The market for sustainable investments grew 82% in 2017, hitting a total of CHF 390.6 billion.
According to the study, which was carried out by Swiss Sustainable Finance and the University of Zurich, sustainable funds now account for 8.67% of the overall Swiss fund market.
Ueli Maurer, member of the Swiss Federal Council, said in the report: ‘In the world of finance, a sustainable approach is undoubtedly becoming increasingly important. I am impressed by the financial industry’s resolve to the Paris Climate accord by forging ahead with the integration of sustainability criteria into its finance and investment decisions.’
The study also named the top 10 market players for sustainable investments by assets under management.
UBS scored first place with a considerable 23.1% market share, followed by Credit Suisse with 14%. Pictet and Partners Group tied in the middle of the pack with 8.1%, while OLZ was ranked 10th at 1.8%.

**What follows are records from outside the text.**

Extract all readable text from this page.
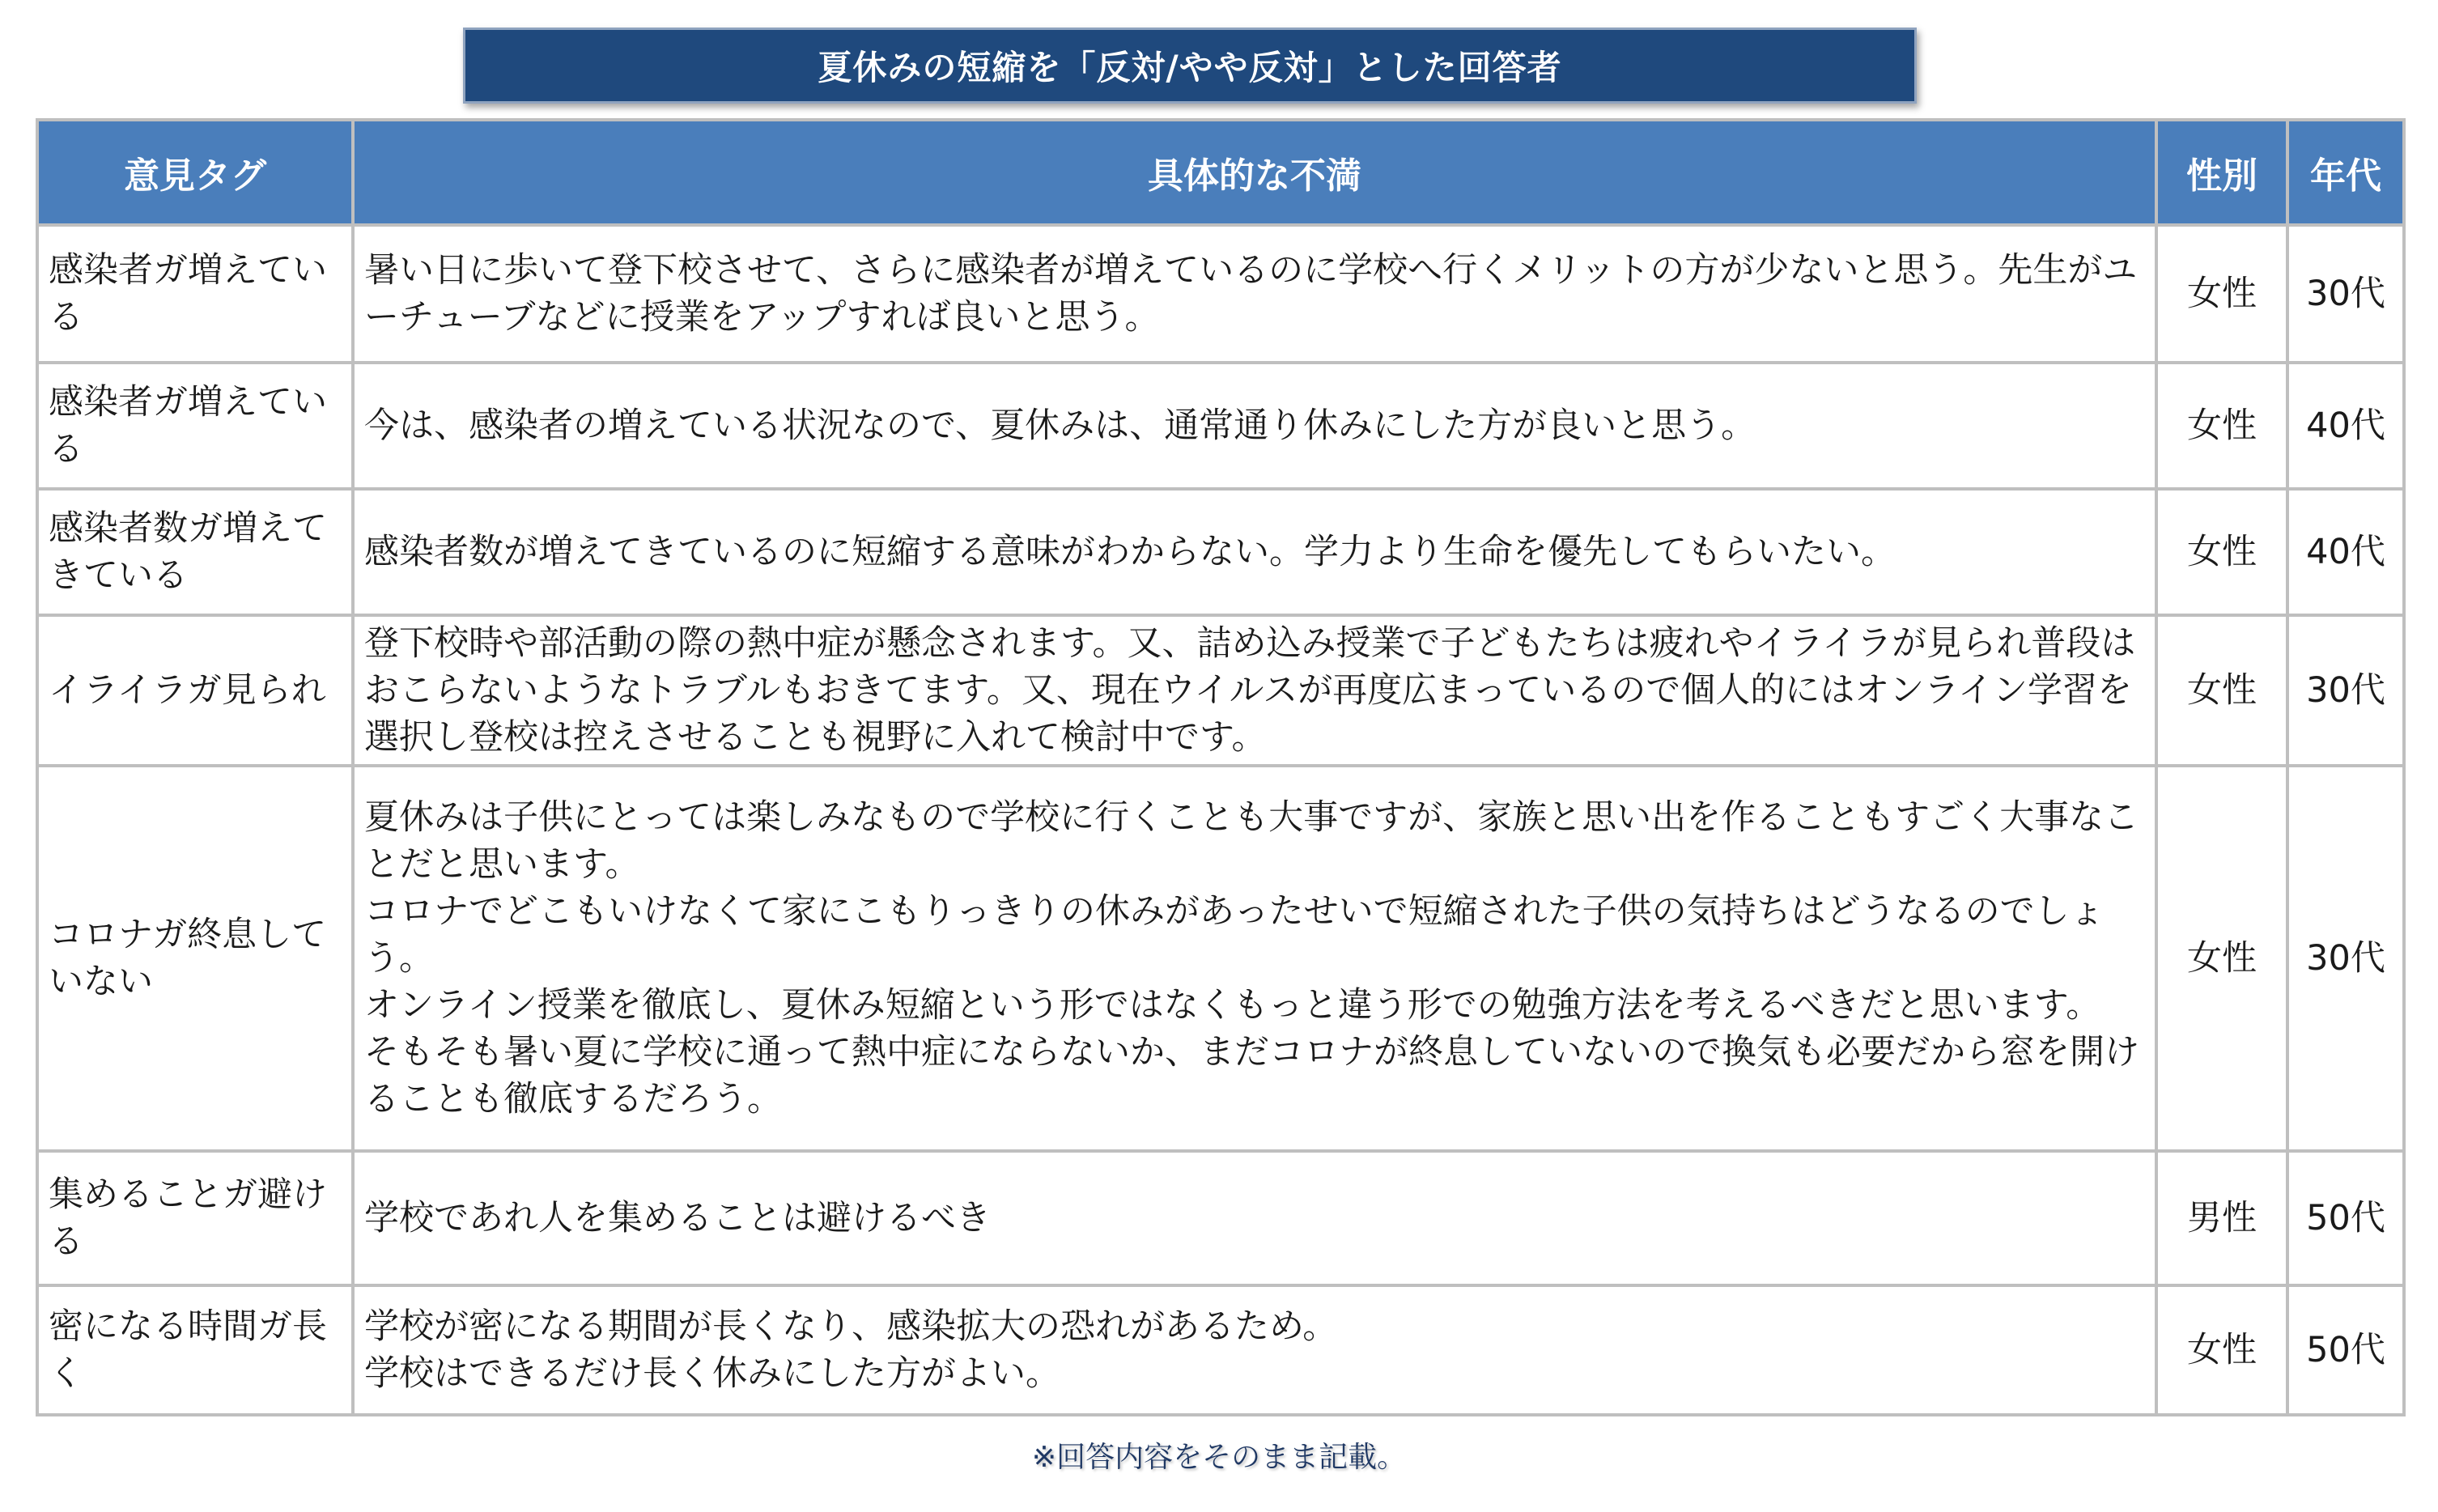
夏休みの短縮を「反対/やや反対」とした回答者
意見タグ	具体的な不満	性別	年代
感染者ガ増えている	暑い日に歩いて登下校させて、さらに感染者が増えているのに学校へ行くメリットの方が少ないと思う。先生がユーチューブなどに授業をアップすれば良いと思う。	女性	30代
感染者ガ増えている	今は、感染者の増えている状況なので、夏休みは、通常通り休みにした方が良いと思う。	女性	40代
感染者数ガ増えてきている	感染者数が増えてきているのに短縮する意味がわからない。学力より生命を優先してもらいたい。	女性	40代
イライラガ見られ	登下校時や部活動の際の熱中症が懸念されます。又、詰め込み授業で子どもたちは疲れやイライラが見られ普段はおこらないようなトラブルもおきてます。又、現在ウイルスが再度広まっているので個人的にはオンライン学習を選択し登校は控えさせることも視野に入れて検討中です。	女性	30代
コロナガ終息していない	夏休みは子供にとっては楽しみなもので学校に行くことも大事ですが、家族と思い出を作ることもすごく大事なことだと思います。
コロナでどこもいけなくて家にこもりっきりの休みがあったせいで短縮された子供の気持ちはどうなるのでしょう。
オンライン授業を徹底し、夏休み短縮という形ではなくもっと違う形での勉強方法を考えるべきだと思います。
そもそも暑い夏に学校に通って熱中症にならないか、まだコロナが終息していないので換気も必要だから窓を開けることも徹底するだろう。	女性	30代
集めることガ避ける	学校であれ人を集めることは避けるべき	男性	50代
密になる時間ガ長く	学校が密になる期間が長くなり、感染拡大の恐れがあるため。
学校はできるだけ長く休みにした方がよい。	女性	50代
※回答内容をそのまま記載。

The report noted that ESG integration is the most common approach in broad sustainable investment policies. The total invested in this approach rose 90% in 2017, jumping from CHF 99.5 billion in 2016 to CHF 188.9 billion the following year.
The exclusion of controversial business practices or areas was another popular method, worth CHF 142.6 billion. It is applied to 37% of all sustainable investments in Switzerland, most frequently targeting weapons production and trade, tobacco, nuclear energy production, and human rights violations.
Other less typical exclusions include pesticides, palm oil, driftnet fishing, animal testing and radioactive materials.